This latest film  version of Shakespeare’s  concentrated, intense tragedy about the moral deterioration of a man  spurred on by “Vaulting ambition, which o’erleaps itself” (remind you of any presidential candidates in the current crop?) is rather effective filmed theatre.  At the beginning, we are shown a funeral of a young boy, the son of Macbeth (Michael Fassbender) and Lady Macbeth (Marion Cotillard).  Lady Macbeth looms larger in the film than I am used to seeing and this is all to the good. After that we see Macbeth in battle fighting those rebelling against King Duncan (David Thewlis).  These added scenes  are meant, I suppose, to add to the characterization of Macbeth and his wife and can claim a certain legitimacy from the text of the play.  An even more effective added scene is that showing  Macbeth actually murdering Duncan.  (In the play, it happens off stage.)  That scene (as well as those of the murder of Banquo (Paddy Considine) and  of Macduff’s wife and children) add to the horror.   The depiction of the three witches, though, is not handled well.  They are understated with little, if any, sinister quality.  Maybe  director Justin.Kurzel wanted to avoid making them cartoonish but the result is equally as bad:  insipidity.

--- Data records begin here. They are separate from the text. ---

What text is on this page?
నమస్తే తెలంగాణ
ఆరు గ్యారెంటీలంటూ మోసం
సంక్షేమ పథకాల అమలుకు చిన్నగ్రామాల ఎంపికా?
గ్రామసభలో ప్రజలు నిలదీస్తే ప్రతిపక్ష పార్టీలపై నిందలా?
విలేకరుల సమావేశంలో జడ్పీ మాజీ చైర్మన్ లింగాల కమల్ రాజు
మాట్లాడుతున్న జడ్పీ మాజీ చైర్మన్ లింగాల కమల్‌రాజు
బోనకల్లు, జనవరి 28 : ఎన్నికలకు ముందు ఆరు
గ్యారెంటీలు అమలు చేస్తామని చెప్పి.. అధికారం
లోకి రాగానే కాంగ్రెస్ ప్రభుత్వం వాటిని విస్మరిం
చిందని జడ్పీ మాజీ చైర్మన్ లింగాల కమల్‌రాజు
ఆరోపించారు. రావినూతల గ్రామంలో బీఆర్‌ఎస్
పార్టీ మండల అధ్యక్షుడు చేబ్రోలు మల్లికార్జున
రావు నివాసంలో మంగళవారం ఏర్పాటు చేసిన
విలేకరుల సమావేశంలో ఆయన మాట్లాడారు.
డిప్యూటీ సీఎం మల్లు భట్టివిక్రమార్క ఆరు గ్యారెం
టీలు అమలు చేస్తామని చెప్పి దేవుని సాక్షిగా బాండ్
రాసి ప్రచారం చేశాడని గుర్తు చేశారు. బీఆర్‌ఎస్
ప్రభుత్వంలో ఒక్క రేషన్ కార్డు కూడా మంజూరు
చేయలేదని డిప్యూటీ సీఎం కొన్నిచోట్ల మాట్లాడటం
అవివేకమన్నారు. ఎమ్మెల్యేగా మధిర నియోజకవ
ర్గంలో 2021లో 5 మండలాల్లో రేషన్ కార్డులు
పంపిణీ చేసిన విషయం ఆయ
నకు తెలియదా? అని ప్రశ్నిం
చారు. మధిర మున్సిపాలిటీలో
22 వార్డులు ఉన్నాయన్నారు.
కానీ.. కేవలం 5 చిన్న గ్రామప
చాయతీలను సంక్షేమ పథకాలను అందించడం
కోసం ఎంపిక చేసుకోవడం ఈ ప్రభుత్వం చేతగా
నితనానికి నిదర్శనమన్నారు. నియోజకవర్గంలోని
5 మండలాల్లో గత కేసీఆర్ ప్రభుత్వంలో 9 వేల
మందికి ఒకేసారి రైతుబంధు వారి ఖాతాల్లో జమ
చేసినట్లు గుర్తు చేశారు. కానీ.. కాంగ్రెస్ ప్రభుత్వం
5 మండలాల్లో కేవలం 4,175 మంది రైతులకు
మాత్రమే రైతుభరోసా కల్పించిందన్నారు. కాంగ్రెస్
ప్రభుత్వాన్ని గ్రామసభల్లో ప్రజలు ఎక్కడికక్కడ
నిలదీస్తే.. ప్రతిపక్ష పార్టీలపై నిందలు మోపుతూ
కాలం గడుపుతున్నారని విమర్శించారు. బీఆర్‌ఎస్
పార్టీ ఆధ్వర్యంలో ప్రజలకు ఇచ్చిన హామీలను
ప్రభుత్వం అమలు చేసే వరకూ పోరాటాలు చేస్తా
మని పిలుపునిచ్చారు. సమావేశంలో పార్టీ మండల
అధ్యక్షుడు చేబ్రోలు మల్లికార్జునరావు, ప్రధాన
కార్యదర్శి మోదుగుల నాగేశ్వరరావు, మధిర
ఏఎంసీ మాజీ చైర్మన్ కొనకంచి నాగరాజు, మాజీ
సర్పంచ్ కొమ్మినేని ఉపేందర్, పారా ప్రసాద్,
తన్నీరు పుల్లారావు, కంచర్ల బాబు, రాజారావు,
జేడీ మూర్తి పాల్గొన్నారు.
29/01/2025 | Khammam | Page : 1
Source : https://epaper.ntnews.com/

Despite all the strengths  of the film (including fine acting by the two leads) , I experienced a certain disappointment.   I know this is because I am a devotee of Robert Bresson (whom I have written about twice before here) and his deep, anti-theatrical films.  But it is precisely in attempts to make conventional films out of great plays that the weaknesses of conventional cinema are perhaps most evident.  Macbeth, a truly great play, still awaits a great transformation to  film.